Thermodynamics Questions


  • How do reflected beams sum to form standing waves in blackbody (cavity) radiation?
  • What is the kinetic theory of capillary action?
  • Why is the Boltzmann factor in the partition function for Fermi-Dirac and Bose-Einstein statistics instead of their distributions? In other words, explain why \bar{n_s} = N P(s) is true or false, where P(n) is the Boltzmann factor applied to a single particle.
  • Why does it give you a different answer if you pretend that particles are distinguishable when they aren't? It seems like if you simulated a gas in a computer then the computer would be able to label each particle with a number and tell you where it is. This should still give you the right answer unless there is some mechanism that the computer isn't accounting for.
  • Is it possible that the gas in a container will never collect in one half? So basically this would mean that the gas would cycle back to its exact initial state before collecting in one half.
  • Why is it h instead of hbar in the expression for the classical partition function?
  • What is the connection between symmetry with respect to particle interchange and symmetry with respect to coordinate inversion?
  • What is the heat capacity of a van der Waals gas?
  • Doesn't Reif's derivation of the free expansion of a van der Waals gas assume it is quasistatic in equation (5.7.1)/(5.8.4)? Or is this a different type of quasistatic?
  • Is there a more correct way to count momentum states between Reif's k = 2nPi/L versus the more obvious k = nPi/L?


  • How do you know if you have a complete set of variables for a thermodynamic problem? There is no theory for this, all current justification comes from experiment.
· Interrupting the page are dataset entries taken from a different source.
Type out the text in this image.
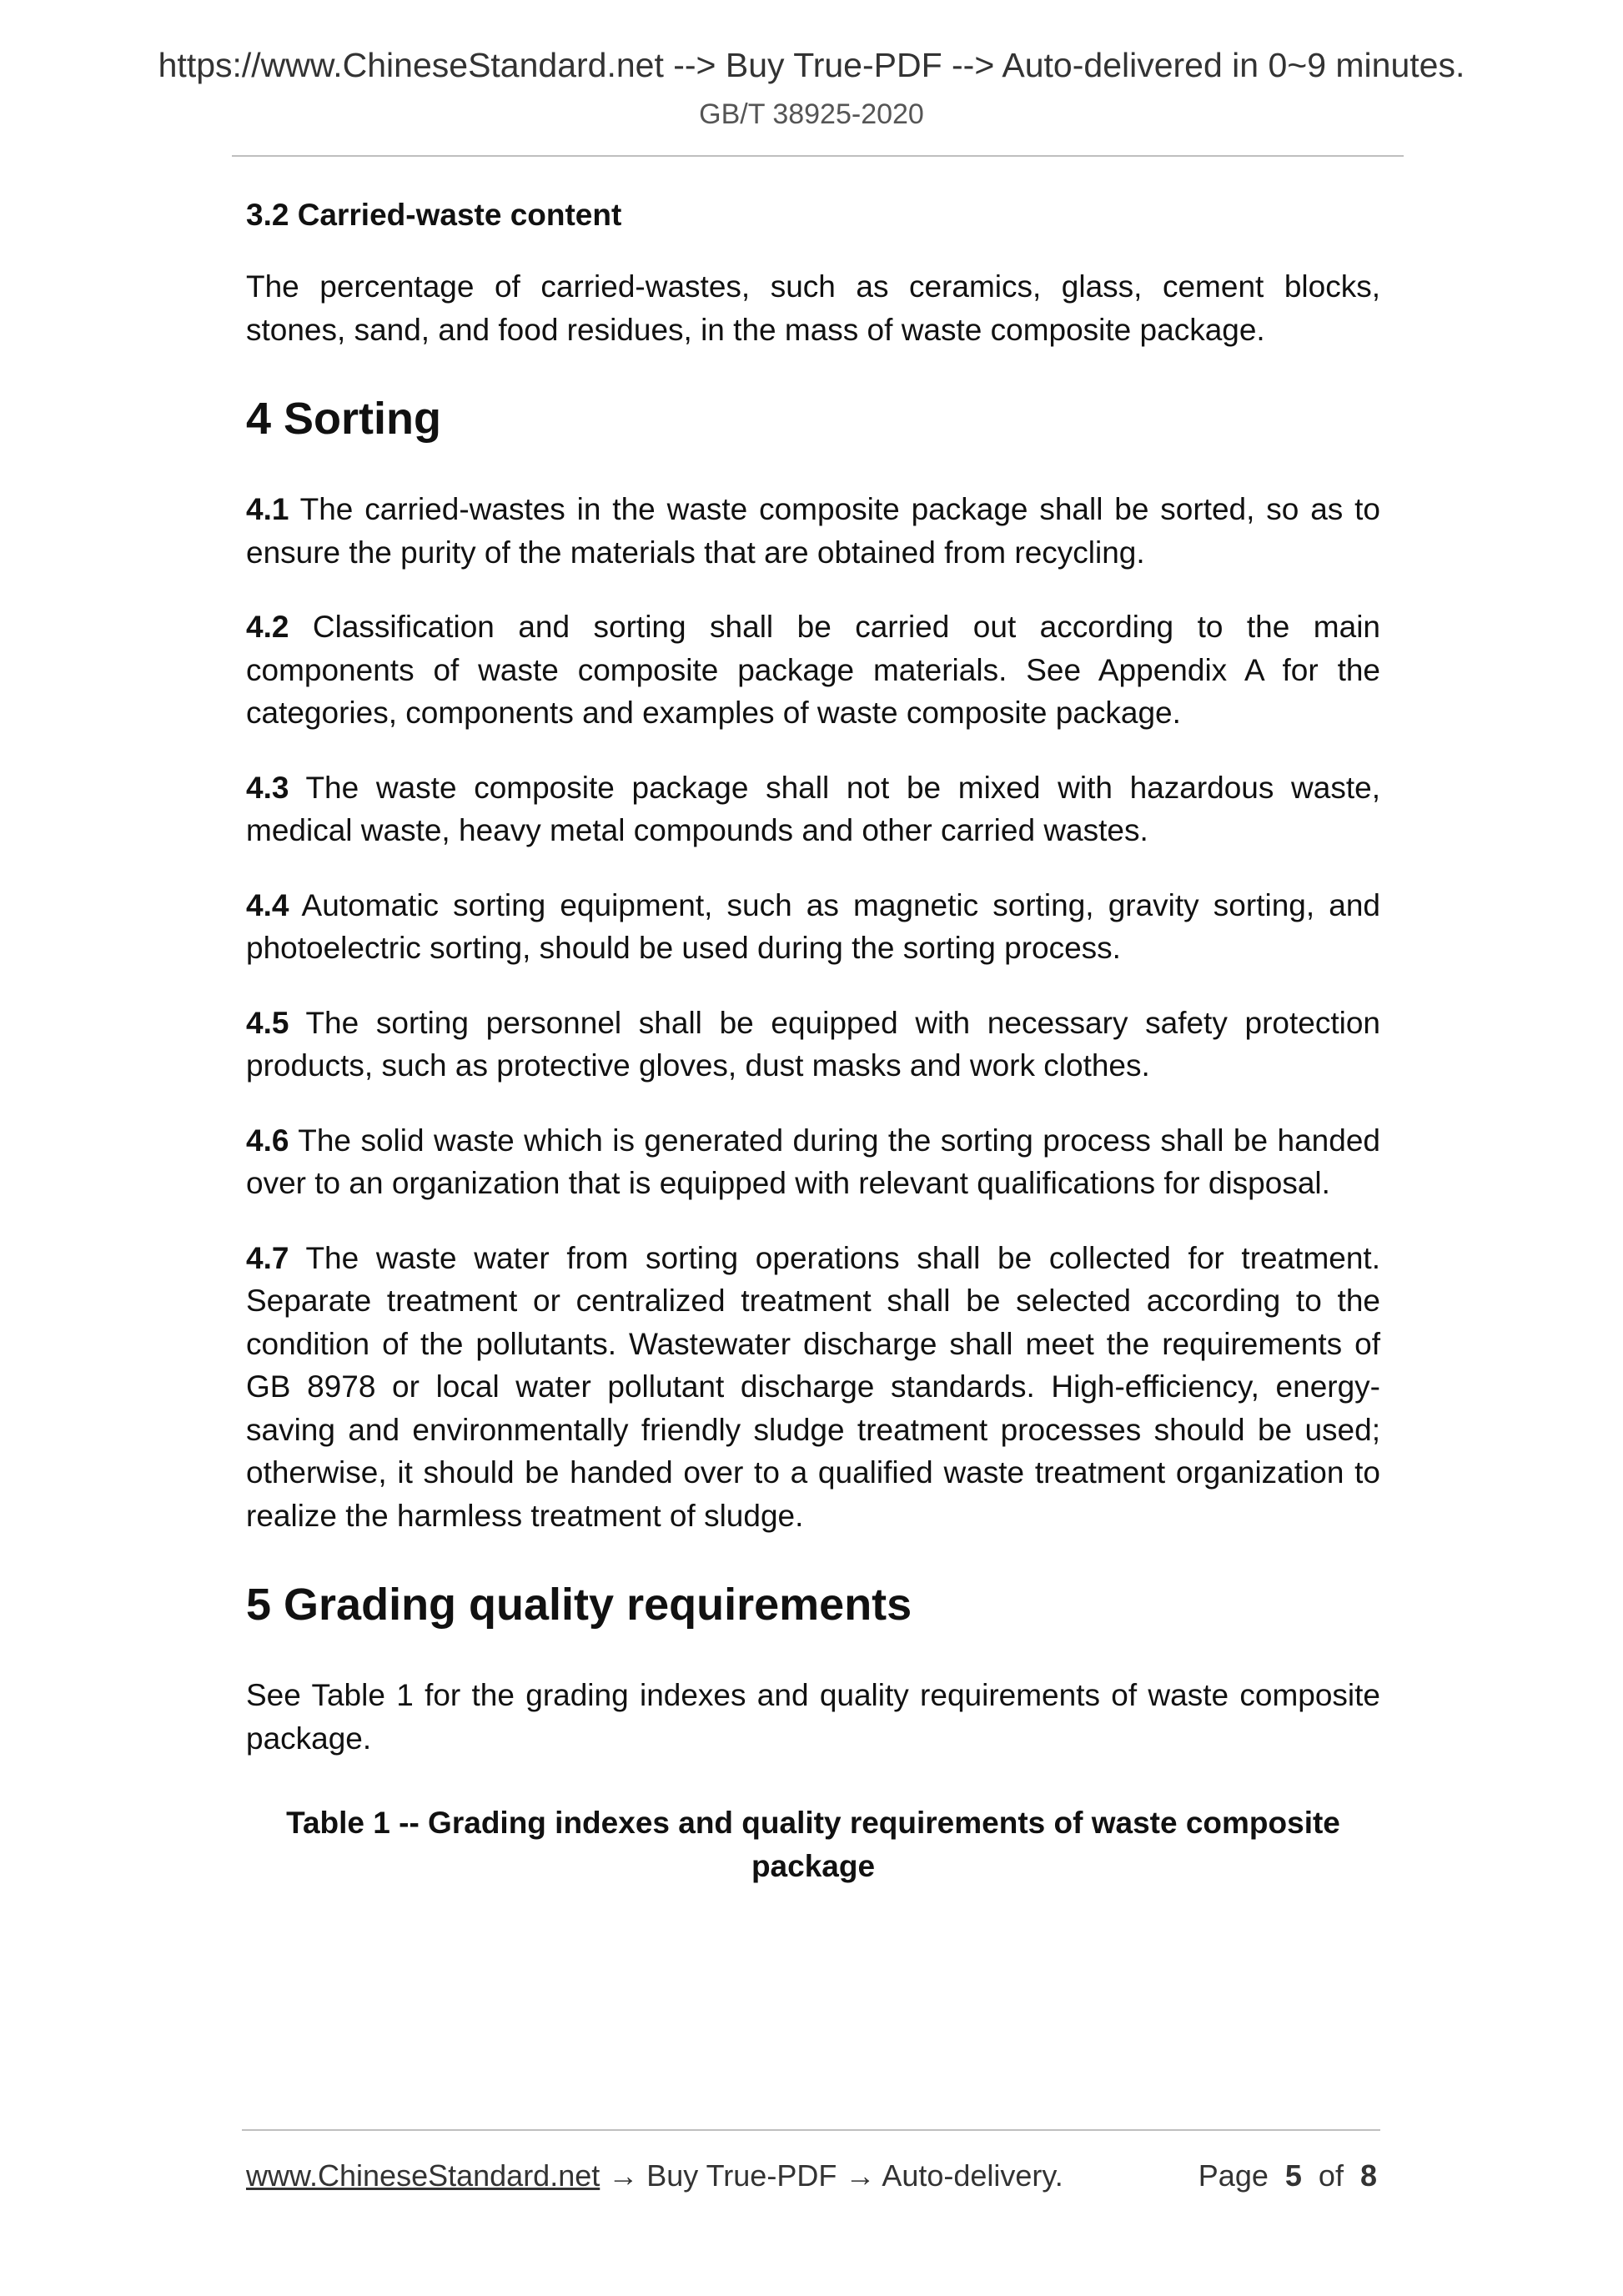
https://www.ChineseStandard.net --> Buy True-PDF --> Auto-delivered in 0~9 minutes.
GB/T 38925-2020
3.2 Carried-waste content

The percentage of carried-wastes, such as ceramics, glass, cement blocks, stones, sand, and food residues, in the mass of waste composite package.

4 Sorting

4.1 The carried-wastes in the waste composite package shall be sorted, so as to ensure the purity of the materials that are obtained from recycling.

4.2 Classification and sorting shall be carried out according to the main components of waste composite package materials. See Appendix A for the categories, components and examples of waste composite package.

4.3 The waste composite package shall not be mixed with hazardous waste, medical waste, heavy metal compounds and other carried wastes.

4.4 Automatic sorting equipment, such as magnetic sorting, gravity sorting, and photoelectric sorting, should be used during the sorting process.

4.5 The sorting personnel shall be equipped with necessary safety protection products, such as protective gloves, dust masks and work clothes.

4.6 The solid waste which is generated during the sorting process shall be handed over to an organization that is equipped with relevant qualifications for disposal.

4.7 The waste water from sorting operations shall be collected for treatment. Separate treatment or centralized treatment shall be selected according to the condition of the pollutants. Wastewater discharge shall meet the requirements of GB 8978 or local water pollutant discharge standards. High-efficiency, energy-saving and environmentally friendly sludge treatment processes should be used; otherwise, it should be handed over to a qualified waste treatment organization to realize the harmless treatment of sludge.

5 Grading quality requirements

See Table 1 for the grading indexes and quality requirements of waste composite package.

Table 1 -- Grading indexes and quality requirements of waste composite package
www.ChineseStandard.net → Buy True-PDF → Auto-delivery.	Page 5 of 8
  • Why is Boltzmann's Law true? I reasoned this one out myself and later found supporting evidence in a book called Introduction to Laser Physics by Bela Lengyel page 171. When atoms with high kinetic energy collide, they can transfer their energy to an excitation of an electron. And if a collision occurs with an excited atom that has not yet had a chance to decay via photon emission, then the energy of the excitation can be released as kinetic energy of the atoms. If the atom does decay, the photon will be reabsorbed by another atom, which creates the same situation again. These two mechanisms allow there to be a fixed relationship between the energy of electrons and the kinetic energy of the atoms as stated in Boltzmann's Law. For further information search for "inelastic collisions of the second kind", but it won't be too easy to find.
  • How do Van der Waals forces work? Each atom or molecule has an oscillating electric dipole moment and the mutual interactions cause the oscillations of nearby molecules to be in phase. This causes opposite charges to be closer together, which causes mutual attraction between nearby atoms or molecules.
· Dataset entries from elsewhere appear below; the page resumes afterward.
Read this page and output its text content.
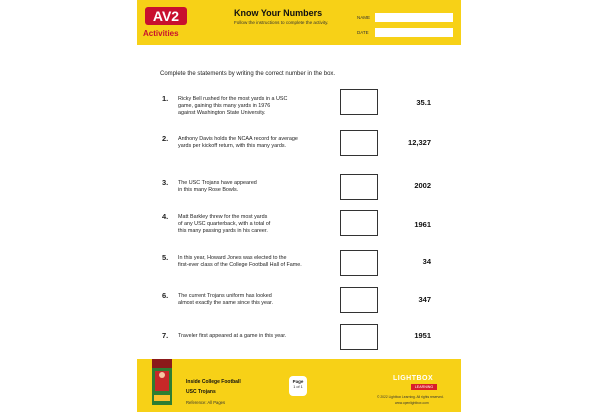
AV2
Activities
Know Your Numbers
Follow the instructions to complete the activity.
NAME
DATE
Complete the statements by writing the correct number in the box.
1. Ricky Bell rushed for the most yards in a USC
game, gaining this many yards in 1976
against Washington State University.
35.1
2. Anthony Davis holds the NCAA record for average
yards per kickoff return, with this many yards.	12,327
3. The USC Trojans have appeared
in this many Rose Bowls.	2002
4. Matt Barkley threw for the most yards
of any USC quarterback, with a total of
this many passing yards in his career.
1961
5. In this year, Howard Jones was elected to the
first-ever class of the College Football Hall of Fame.	34
6. The current Trojans uniform has looked
almost exactly the same since this year.	347
7. Traveler first appeared at a game in this year.	1951
Inside College Football
USC Trojans
Reference: All Pages
Page
1 of 1
LIGHTBOX
LEARNING
© 2022 Lightbox Learning. All rights reserved.
www.openlightbox.com
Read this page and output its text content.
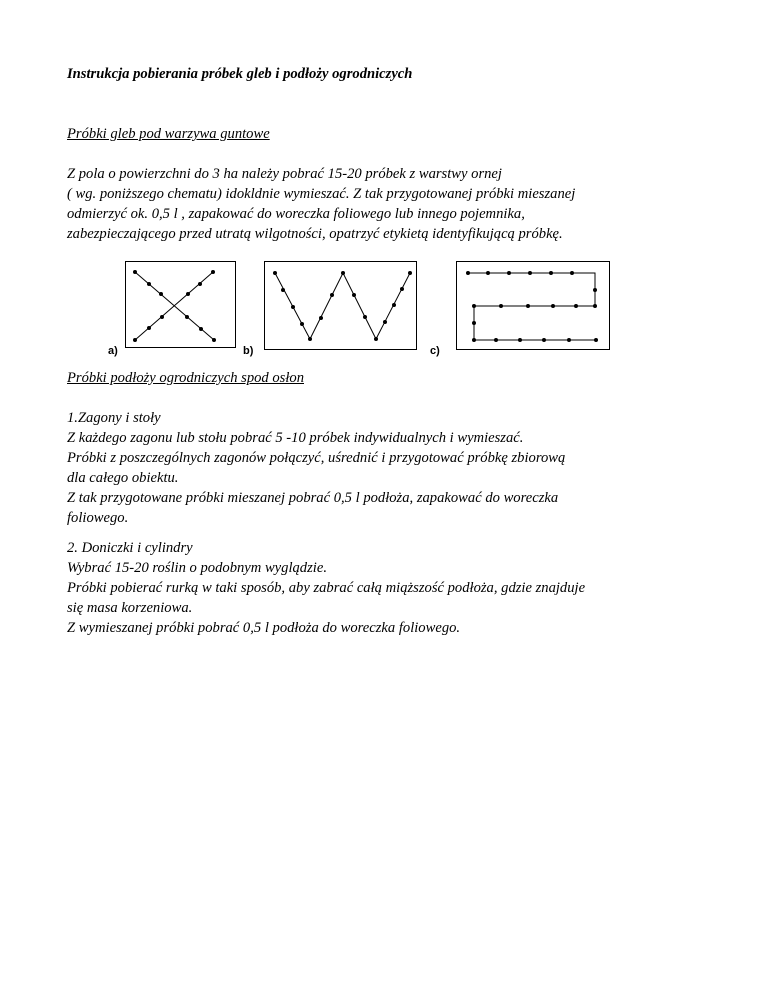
Instrukcja pobierania próbek gleb i podłoży ogrodniczych
Próbki gleb pod warzywa guntowe
Z pola o powierzchni do 3 ha należy pobrać 15-20 próbek z warstwy ornej
( wg. poniższego chematu) idokldnie wymieszać. Z tak przygotowanej próbki mieszanej
odmierzyć ok. 0,5 l , zapakować do woreczka foliowego lub innego pojemnika,
zabezpieczającego przed utratą wilgotności, opatrzyć etykietą identyfikującą próbkę.
a)	b)	c)
Próbki podłoży ogrodniczych spod osłon
1.Zagony i stoły
Z każdego zagonu lub stołu pobrać 5 -10 próbek indywidualnych i wymieszać.
Próbki z poszczególnych zagonów połączyć, uśrednić i przygotować próbkę zbiorową
dla całego obiektu.
Z tak przygotowane próbki mieszanej pobrać 0,5 l podłoża, zapakować do woreczka
foliowego.
2. Doniczki i cylindry
Wybrać 15-20 roślin o podobnym wyglądzie.
Próbki pobierać rurką w taki sposób, aby zabrać całą miąższość podłoża, gdzie znajduje
się masa korzeniowa.
Z wymieszanej próbki pobrać 0,5 l podłoża do woreczka foliowego.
  • Does an ideal gas violate the third law of thermodynamics? Yes, the entropy approaches negative infinity as the temperature approaches zero. This is discussed in the Wikipedia article "Ideal Gas".
  • What aspect of indistinguishability is responsible for the spin singlets and triplets to combine up-down with down-up? It is the indistinguishability under measurements of the total z component of angular momentum. Even though the two states up-down and down-up maybe be distinguishable in principle, they are certainly not distinguishable to a device that can only measure J_z. So the basis you choose determines the counting of indistinguishability.
  • What is the molecular theory of why a gas cools down upon expansion? For a free expansion an ideal gas doesn't cool down. But when an ideal gas expands quasistatically it does work on a piston and with each collision with the piston the velocities of the particles slow down.
  • Is dQ = TdS only true for quasistatic processes? Yes
  • Can T be less than zero? Yes, but only for systems with an upper bound to their energy. See Reif page 105.